I am worried otherwise as to why a scan of 120 jars would take so long
ak-iitb
@ak-iitb
@pombredanne using --package helped. Could you also tell me a way to removing the file information table from the report. I only want the licenses and copyright info but file info is automatically getting reported. I have only used the -pcl option.
Philippe Ombredanne
@pombredanne
@guddutopper which report?
Roshan Thomas
@Thomshan
I believe @guddutopper is referring to the HTML report. This was a problem for me as well since the file information table in the HTML report is massive in medium-large sized projects. MS Edge would constantly crash for me because there was just so much to render. I finally created a script to remove all lines pertaining to the file information table in the html file as a workaround.
Philippe Ombredanne
@pombredanne
@Thomshan @guddutopper ok, the HTML report is always going to be limited. The volume of data really means the JSON is more appropriate as an input to the workbench.
alternatively we could get a plugin to help filter things out. In all cases, having an issue is much welcomed :P
Roshan Thomas
@Thomshan
I have a question with regard to scanning ".class" files. If I'm not wrong, ".class" files do not retain any comments in them (so there won't be any license text). I used scancode to run a scan on a jar (jaxen-1.1.3.jar) and scancode reported the presence of a proprietary license in one of the .class files of this jar (jaxen-1.1.3.jar-extract/org/jaxen/dom/NamespaceNode.class).

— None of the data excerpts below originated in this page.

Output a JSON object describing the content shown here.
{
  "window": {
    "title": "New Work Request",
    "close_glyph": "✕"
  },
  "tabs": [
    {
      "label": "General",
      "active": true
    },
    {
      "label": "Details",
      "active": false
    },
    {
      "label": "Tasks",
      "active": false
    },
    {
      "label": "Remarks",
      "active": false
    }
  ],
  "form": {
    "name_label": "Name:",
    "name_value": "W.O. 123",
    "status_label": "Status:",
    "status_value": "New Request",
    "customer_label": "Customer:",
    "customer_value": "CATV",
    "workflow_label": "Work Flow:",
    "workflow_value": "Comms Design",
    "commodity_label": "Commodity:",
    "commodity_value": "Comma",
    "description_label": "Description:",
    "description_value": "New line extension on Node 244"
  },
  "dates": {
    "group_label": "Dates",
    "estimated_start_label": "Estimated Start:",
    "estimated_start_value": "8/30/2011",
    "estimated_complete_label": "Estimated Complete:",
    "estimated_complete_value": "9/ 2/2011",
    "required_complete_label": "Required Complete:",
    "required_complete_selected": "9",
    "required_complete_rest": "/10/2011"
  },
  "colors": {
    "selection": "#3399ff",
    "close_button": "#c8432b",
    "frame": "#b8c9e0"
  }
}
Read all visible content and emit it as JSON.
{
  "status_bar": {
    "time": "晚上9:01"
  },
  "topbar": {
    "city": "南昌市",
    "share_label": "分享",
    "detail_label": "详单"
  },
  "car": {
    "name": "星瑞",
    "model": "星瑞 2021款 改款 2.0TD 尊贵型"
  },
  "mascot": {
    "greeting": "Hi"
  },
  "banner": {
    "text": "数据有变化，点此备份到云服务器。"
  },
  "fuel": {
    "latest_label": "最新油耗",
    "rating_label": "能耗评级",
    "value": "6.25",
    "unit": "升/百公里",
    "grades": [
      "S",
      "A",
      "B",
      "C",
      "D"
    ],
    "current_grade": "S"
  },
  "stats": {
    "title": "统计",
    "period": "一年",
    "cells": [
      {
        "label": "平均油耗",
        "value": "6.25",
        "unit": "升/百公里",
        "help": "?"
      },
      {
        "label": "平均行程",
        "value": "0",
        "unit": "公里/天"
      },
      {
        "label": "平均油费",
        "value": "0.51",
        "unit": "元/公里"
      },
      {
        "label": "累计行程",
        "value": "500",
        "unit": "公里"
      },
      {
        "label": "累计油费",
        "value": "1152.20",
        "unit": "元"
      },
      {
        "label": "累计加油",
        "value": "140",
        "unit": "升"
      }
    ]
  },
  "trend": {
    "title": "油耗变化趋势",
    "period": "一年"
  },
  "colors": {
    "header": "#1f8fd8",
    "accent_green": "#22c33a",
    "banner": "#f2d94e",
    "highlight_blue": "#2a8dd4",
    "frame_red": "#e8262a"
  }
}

I used an IDE to investigate and couldn't find anything at the line number reported by scancode. Any idea how/why this could have happened?
Philippe Ombredanne
@pombredanne

@Thomshan try this:
scancode --license --license-text --license-text-diagnostics --json-pp jaxen.json jaxen-1.1.3.jar-extract/org/jaxen/dom/NamespaceNode.class

the results:

          "start_line": 134,
          "end_line": 134,
          "matched_rule": {
            "identifier": "proprietary-license_276.RULE",
            "license_expression": "proprietary-license",
            "licenses": [
              "proprietary-license"
            ],
....
            "matcher": "2-aho",
            "rule_length": 4,
            "matched_length": 4,
            "match_coverage": 100.0,
            "rule_relevance": 100
          },
          "matched_text": "may not be modified"

and ...

$ strings jaxen-1.1.3.jar-extract/org/jaxen/dom/NamespaceNode.class | grep -A2 -B2 "may not be modified"
org/jaxen/dom/NamespaceNode
org/w3c/dom/DOMException
"Namespace node may not be modified
org.w3c.dom.Node
java/lang/Class

The thing is that 1. class files can contain copyright and licenses in literals and texts. 2. scancode does collect these strings in binaries

the fix is going to add a new RULE with this .yml is_false_positive: yes some notes: not a license reference, seen in Jaxen and this text in .RULE : node may not be modified
note that on https://repo1.maven.org/maven2/jaxen/jaxen/1.1.3/jaxen-1.1.3-sources.jar $ scancode --license --license-text --license-text-diagnostics --json-pp - jaxen-1.1.3-sources.jar-extract/org/jaxen/dom/NamespaceNode.java will also match the same text
Philippe Ombredanne
@pombredanne
using --license-text to get the match text lines (and additionally and optionally --license-text-diagnostics to only get the strictly matched words) is useful to find possible errors
Also proprietary-license_276.RULE relevance should NOT be 100 but rather 70 ... as this is not a super conclusive short rule, as witnessed by your problem.
Do you mind to draft a ticket with all these details?